The Portland State Children’s Center’s refrigerator melted down last week and center coordinator Kim Allen said she does not know when the center will be able to buy a replacement. Allen also said she does not know when it will be possible to repaint the center’s chipped walls or replace its eight-year-old computers.

“Every year the Student Fee Committee has been so good to us,” Allen said. “It’s just within the last year or so that things have fallen apart.”

Across campus, the popular Helen Gordon Child Development Center is also scrambling to make up lost funds. Recent cuts took $25,000 from the Helen Gordon budget.

“The only way to make up the difference was to take it out of personnel costs,” said Ellie Justice, the Helen Gordon Center’s co-director.

Though approximately 485 student families are waitlisted to enter the on-campus daycare centers, both of which are high in demand, the programs are scrambling under the new budget constraints. While raising student fees by $30 per term, the Student Fee Committee also cut 3 percent from all student groups’ budgets this February.

The Student Fee Committee allocates nearly $10 million in student incidental fees to student groups, including the Vanguard and athletics.
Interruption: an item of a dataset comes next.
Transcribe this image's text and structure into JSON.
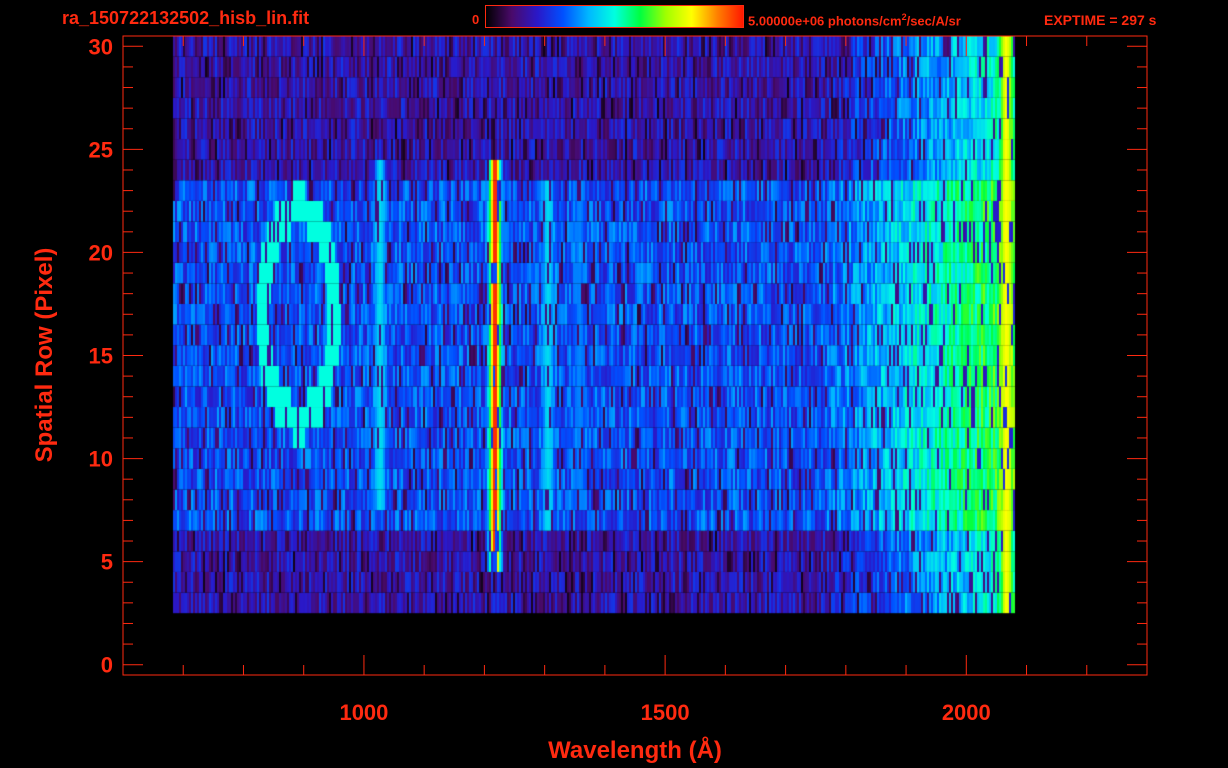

Portland State University’s childcare centers earn money from charging parents a per-hour childcare fee, yet student fees make it possible to offer student parents a favorable rate.
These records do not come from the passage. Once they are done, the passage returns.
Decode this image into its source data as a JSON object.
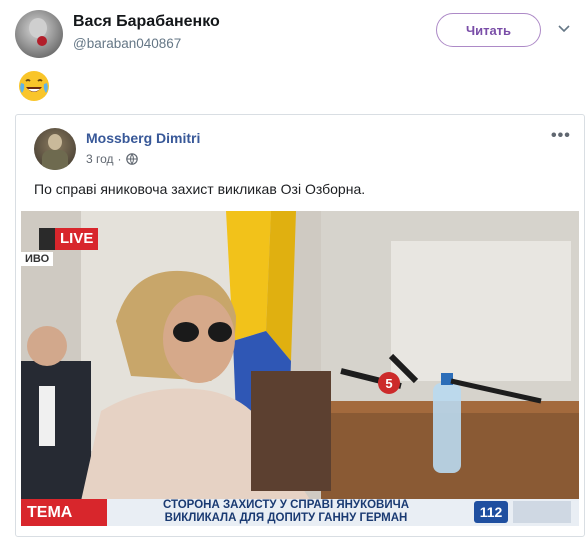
{
  "tweet": {
    "author_name": "Вася Барабаненко",
    "author_handle": "@baraban040867",
    "follow_label": "Читать",
    "caret_icon": "chevron-down-icon",
    "emoji_icon": "face-with-tears-of-joy-icon"
  },
  "embed": {
    "author_name": "Mossberg Dimitri",
    "time": "3 год",
    "separator": "·",
    "privacy_icon": "globe-icon",
    "more_icon": "more-options-icon",
    "text": "По справі яниковоча захист викликав Озі Озборна.",
    "photo": {
      "live_label": "LIVE",
      "live_sub": "ИВО",
      "ticker_tag": "ТЕМА",
      "ticker_line1": "СТОРОНА ЗАХИСТУ У СПРАВІ ЯНУКОВИЧА",
      "ticker_line2": "ВИКЛИКАЛА ДЛЯ ДОПИТУ ГАННУ ГЕРМАН",
      "channel_number": "112",
      "mic_label": "5"
    }
  },
  "colors": {
    "follow_border": "#ad8ac7",
    "follow_text": "#7a4ea8",
    "fb_name": "#385898",
    "live_red": "#d8262c",
    "ticker_blue": "#1a3a72"
  }
}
“If our budget is $200,000,” Allen said, “we can make $80,000 and the rest comes from student fees.”

The Children’s Center, located in Smith Memorial Student Union, will have nearly $12,000 cut from its $200,000 budget.

Without a subsidy, many student parents might find it difficult to attend the university. Childcare in downtown Portland can cost up to $1,000 per month, said Lola Lawson, coordinator of Student Parent Services, a PSU resource center for student parents funded by student fees.

One solution for parents unable to enroll their children in campus daycare is to seek assistance from the Student Parent Services office, where Lawson can direct student parents to state-certified childcare providers. Her office also disburses $55,000 per year in financial assistance to parents using off-campus childcare.

The Women’s Resource Center recently debunked a rumor that the center was about to start a daycare center to fill the campus childcare gap. Instead, a group of student parents at the Women’s Resource Center have started working on a listserv for student parents, called Parent Project, which will allow student parents to exchange information and childcare.

“The seed of the rumor is that different students are doing projects to support parents on campus,” said Bridge Gorrow, interim director of the Women’s Resource Center.

Although there is no way to know exactly how many student parents attend PSU – that information is considered confidential and is not collected by the university – Allen said many PSU students are not typical college students.

“They aren’t your everyday 18-year-old coming from high school,” Allen said. “They’re returning with two children and a dog.”

“PSU is supposed to be prepared to deal with alternative students,” said Rosario Ruvalcaba, a volunteer at the Women’s Resource Center.

PSU’s first childcare center was opened in 1971, two years after a group of student mothers held a sit-in in the president’s office demanding on-campus child services.

The Helen Gordon Child Development Center, located at Southwest 12th and Market, opened its doors in 1973, while the Smith Center Children’s Center opened in 1999.